With only isolated snowstorms over the last two months and the mercury consistently pushing into spring temperatures, Whistler businesses continue to adapt in the face of the challenging conditions.
“We were doing OK until two days ago, then the quality of snowmobile product just hit a point where we didn’t feel it was safe or sufficient for our guests,” said Kirby Brown, CEO of The Adventure Group. “So we’ve closed our snowmobile product for now.”
Brown also said that the snowcat guests ride during the Superfly Ziplines tour has been replaced with a shuttle bus on a plowed road, much like the summertime experience.
“We’ve got a lot of demand for zipping now, so it allows us to ramp up our capacity to summer levels. People are definitely looking for alternatives to skiing. If this (weather) continues, we’ve also got a treetops course emerging from the snow. If conditions permit we’ll consider opening that up again,” he said.
Environment Canada snowfall figures for November to January show Whistler Village (657m elevation) receiving significantly less snow than the 1981-2010 average, with 75 per cent less in November, 53 per cent less in December, 30 per cent less in January and 78 per cent less in February, so far. The warm temperatures could be due to a weak El Nino, according to an Environment Canada meteorologist.
“Our core group of staff that won’t be doing snowmobiling tours now can move over and do snowshoe and ziplining tours, so hopefully we can keep them as busy as possible.”
Temperatures in the Pacific Ocean just west of B.C. were half a degree to a full degree warmer than usual early in the season.
As a result, many Whistler outdoor operators are contending with challenging conditions. The Lost Lake Nordic trails are closed until further notice, and Whistler Olympic Park re-opened without tobogganing and fatbiking after a five-day closure during the rainstorm last week. Canadian Wilderness Adventures is still running evening snowmobile tours up Blackcomb Mountain, but backcountry tours are for advanced riders only and are sold as an ATV combo tour for guests to reach the snowline. The Adventure Group has invested in several six-seater Polaris Ranger vehicles to be able to shuttle guests in the mixed snow conditions Whistler is experiencing in the valley and is moving staff to where the demand is this week.
“We (adjust) to the weather, that means you have to make some tough decisions and have some backups,” said Brown. “We’re investing in a future of unpredictability. We’ve been very focused over the last year and a half with cross training employees. Our core group of staff that won’t be doing snowmobiling tours now can move over and do snowshoe and ziplining tours, so hopefully we can keep them as busy as possible.”

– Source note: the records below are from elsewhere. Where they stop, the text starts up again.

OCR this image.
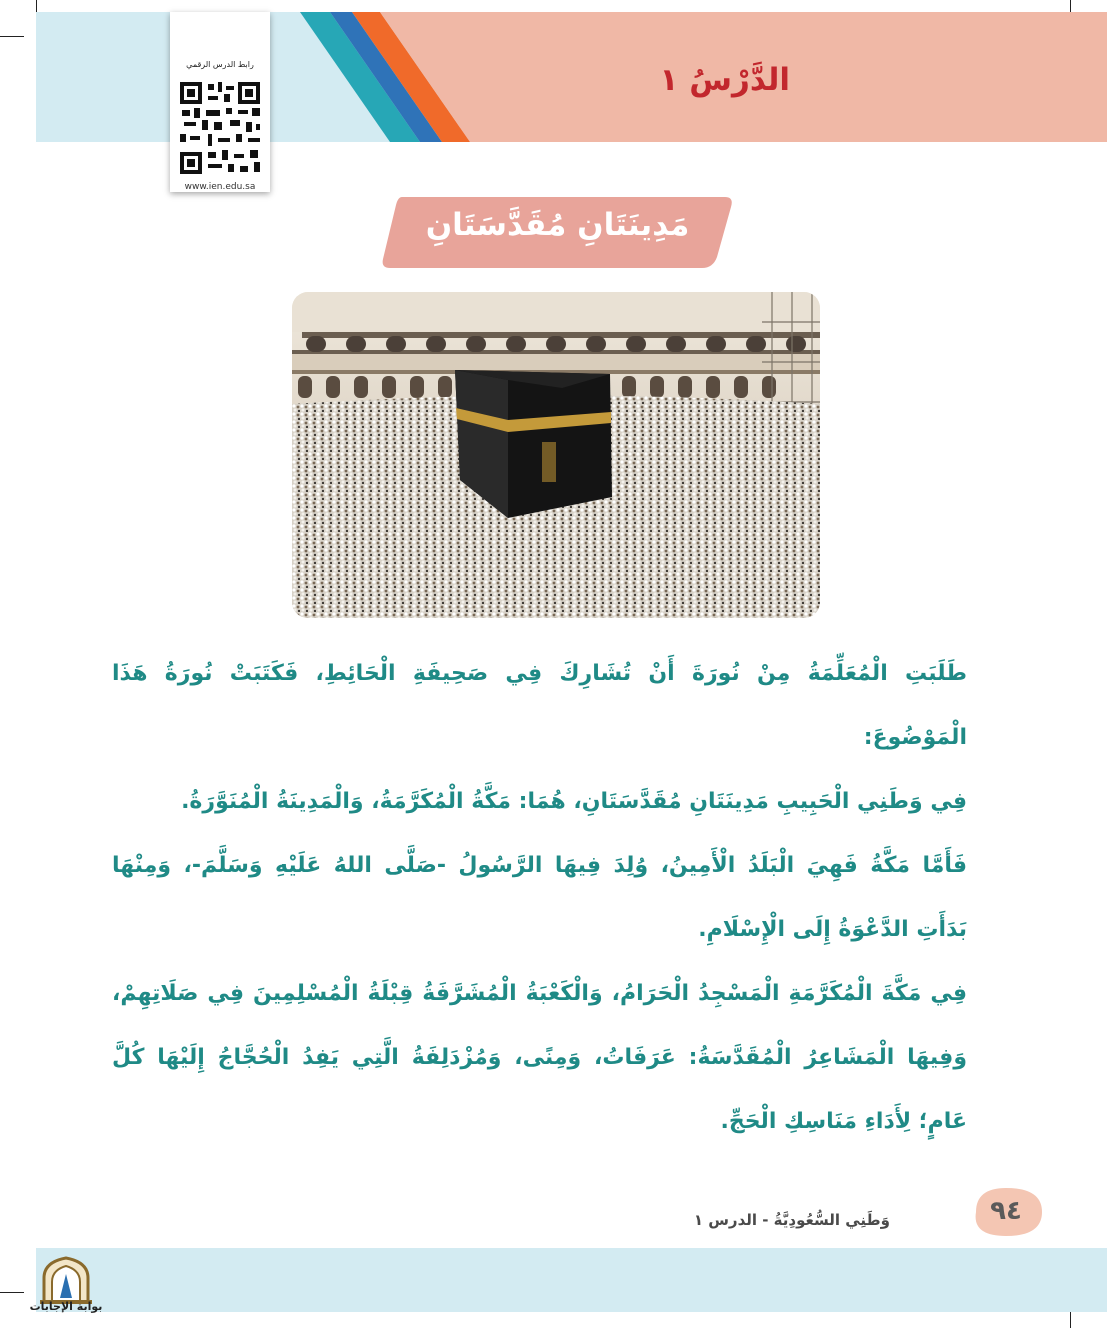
الدَّرْسُ ١
رابط الدرس الرقمي
www.ien.edu.sa
مَدِينَتَانِ مُقَدَّسَتَانِ
طَلَبَتِ الْمُعَلِّمَةُ مِنْ نُورَةَ أَنْ تُشَارِكَ فِي صَحِيفَةِ الْحَائِطِ، فَكَتَبَتْ نُورَةُ هَذَا الْمَوْضُوعَ:
فِي وَطَنِي الْحَبِيبِ مَدِينَتَانِ مُقَدَّسَتَانِ، هُمَا: مَكَّةُ الْمُكَرَّمَةُ، وَالْمَدِينَةُ الْمُنَوَّرَةُ.
فَأَمَّا مَكَّةُ فَهِيَ الْبَلَدُ الْأَمِينُ، وُلِدَ فِيهَا الرَّسُولُ -صَلَّى اللهُ عَلَيْهِ وَسَلَّمَ-، وَمِنْهَا بَدَأَتِ الدَّعْوَةُ إِلَى الْإِسْلَامِ.
فِي مَكَّةَ الْمُكَرَّمَةِ الْمَسْجِدُ الْحَرَامُ، وَالْكَعْبَةُ الْمُشَرَّفَةُ قِبْلَةُ الْمُسْلِمِينَ فِي صَلَاتِهِمْ، وَفِيهَا الْمَشَاعِرُ الْمُقَدَّسَةُ: عَرَفَاتُ، وَمِنًى، وَمُزْدَلِفَةُ الَّتِي يَفِدُ الْحُجَّاجُ إِلَيْهَا كُلَّ عَامٍ؛ لِأَدَاءِ مَنَاسِكِ الْحَجِّ.
٩٤
وَطَنِي السُّعُودِيَّةُ - الدرس ١
بوابة الإجابات
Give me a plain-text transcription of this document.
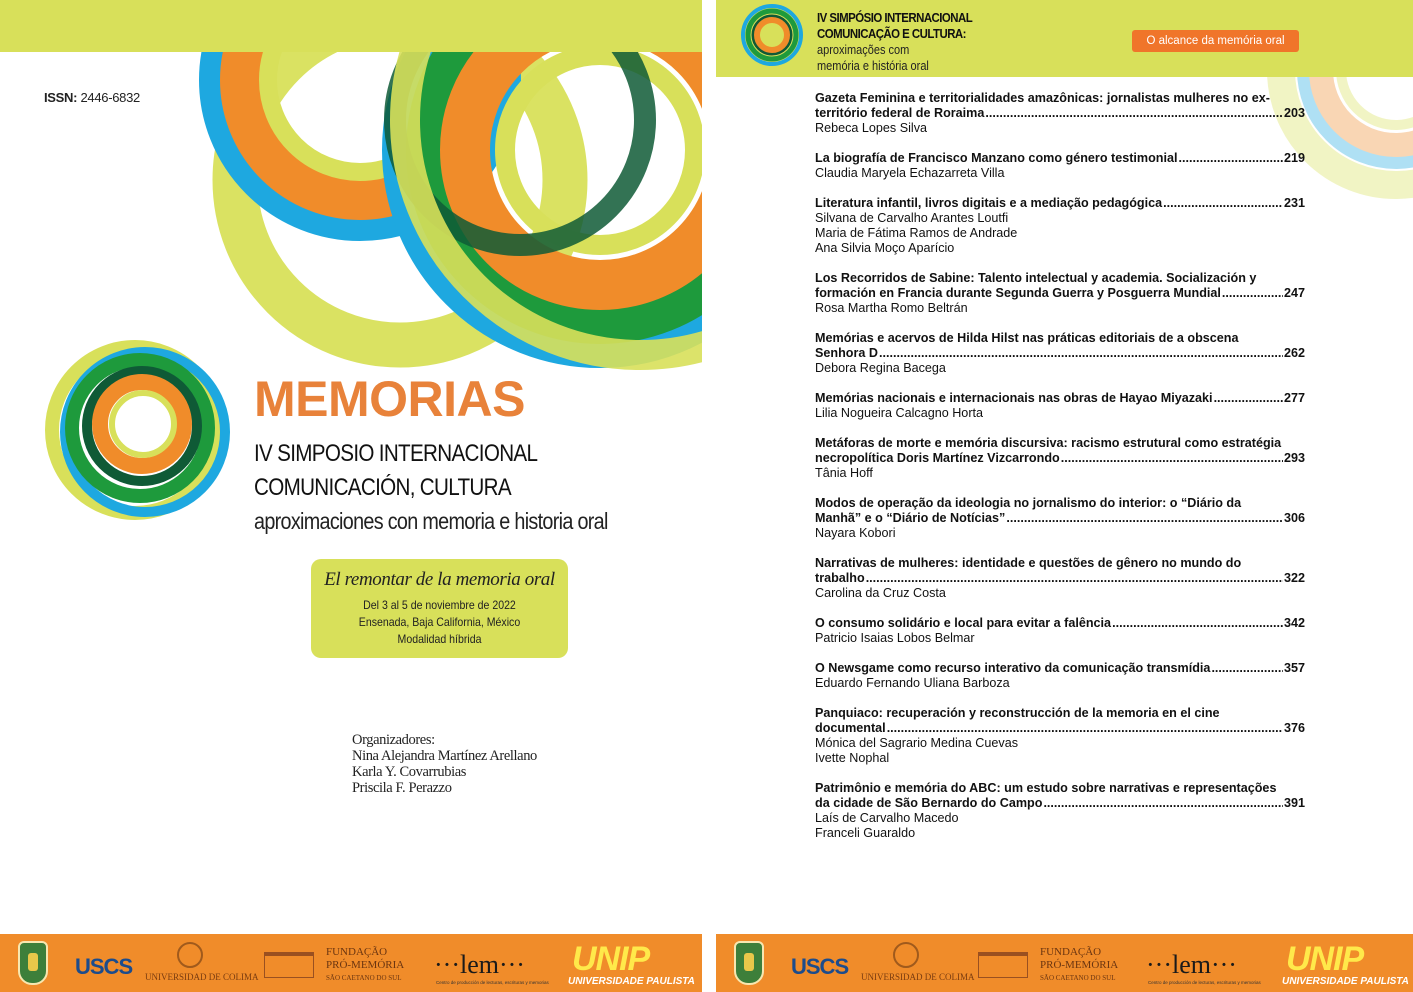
ISSN: 2446-6832
MEMORIAS
IV SIMPOSIO INTERNACIONAL
COMUNICACIÓN, CULTURA
aproximaciones con memoria e historia oral
El remontar de la memoria oral
Del 3 al 5 de noviembre de 2022
Ensenada, Baja California, México
Modalidad híbrida
Organizadores:
Nina Alejandra Martínez Arellano
Karla Y. Covarrubias
Priscila F. Perazzo
USCS UNIVERSIDAD DE COLIMA
FUNDAÇÃO
PRÓ-MEMÓRIA
SÃO CAETANO DO SUL ···lem···
Centro de producción de lecturas, escrituras y memorias
UNIP
UNIVERSIDADE PAULISTA
IV SIMPÓSIO INTERNACIONAL
COMUNICAÇÃO E CULTURA:
aproximações com
memória e história oral
O alcance da memória oral
Gazeta Feminina e territorialidades amazônicas: jornalistas mulheres no ex-
território federal de Roraima .....	203
Rebeca Lopes Silva
La biografía de Francisco Manzano como género testimonial .....	219
Claudia Maryela Echazarreta Villa
Literatura infantil, livros digitais e a mediação pedagógica .....	231
Silvana de Carvalho Arantes Loutfi
Maria de Fátima Ramos de Andrade
Ana Silvia Moço Aparício
Los Recorridos de Sabine: Talento intelectual y academia. Socialización y
formación en Francia durante Segunda Guerra y Posguerra Mundial .....	247
Rosa Martha Romo Beltrán
Memórias e acervos de Hilda Hilst nas práticas editoriais de a obscena
Senhora D .....	262
Debora Regina Bacega
Memórias nacionais e internacionais nas obras de Hayao Miyazaki .....	277
Lilia Nogueira Calcagno Horta
Metáforas de morte e memória discursiva: racismo estrutural como estratégia
necropolítica Doris Martínez Vizcarrondo .....	293
Tânia Hoff
Modos de operação da ideologia no jornalismo do interior: o “Diário da
Manhã” e o “Diário de Notícias” .....	306
Nayara Kobori
Narrativas de mulheres: identidade e questões de gênero no mundo do
trabalho .....	322
Carolina da Cruz Costa
O consumo solidário e local para evitar a falência .....	342
Patricio Isaias Lobos Belmar
O Newsgame como recurso interativo da comunicação transmídia .....	357
Eduardo Fernando Uliana Barboza
Panquiaco: recuperación y reconstrucción de la memoria en el cine
documental .....	376
Mónica del Sagrario Medina Cuevas
Ivette Nophal
Patrimônio e memória do ABC: um estudo sobre narrativas e representações
da cidade de São Bernardo do Campo .....	391
Laís de Carvalho Macedo
Franceli Guaraldo
USCS UNIVERSIDAD DE COLIMA
FUNDAÇÃO
PRÓ-MEMÓRIA
SÃO CAETANO DO SUL ···lem···
Centro de producción de lecturas, escrituras y memorias
UNIP
UNIVERSIDADE PAULISTA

For U.S. Presidents’ Day week the resort is at near 100 per cent occupancy with little to snow left in the village and a forecast of mostly clear skies for the rest of the week, according to the Whistler Chamber of Commerce
Through talks with the chamber, the Resort Municipality of Whistler (RMOW) has relaxed its bylaws this week pertaining to restrictions on the Village Stroll, allowing businesses to use fixtures such as tents, balloons, mannequins and clothing racks in front of their stores to help animate the Village and engage visitors.
“I think it would be great if we could start to look at this as a tool in our kit for when we think we need to turn up the volume on the animation and colour in the village,” said chamber CEO Val Litwin. “This is something different that shakes up everyone’s schedules, so I hope that this isn’t just great for guests. I hope it also invigorates the entrepreneurs and the teams that take advantage of the relaxing of the bylaws.”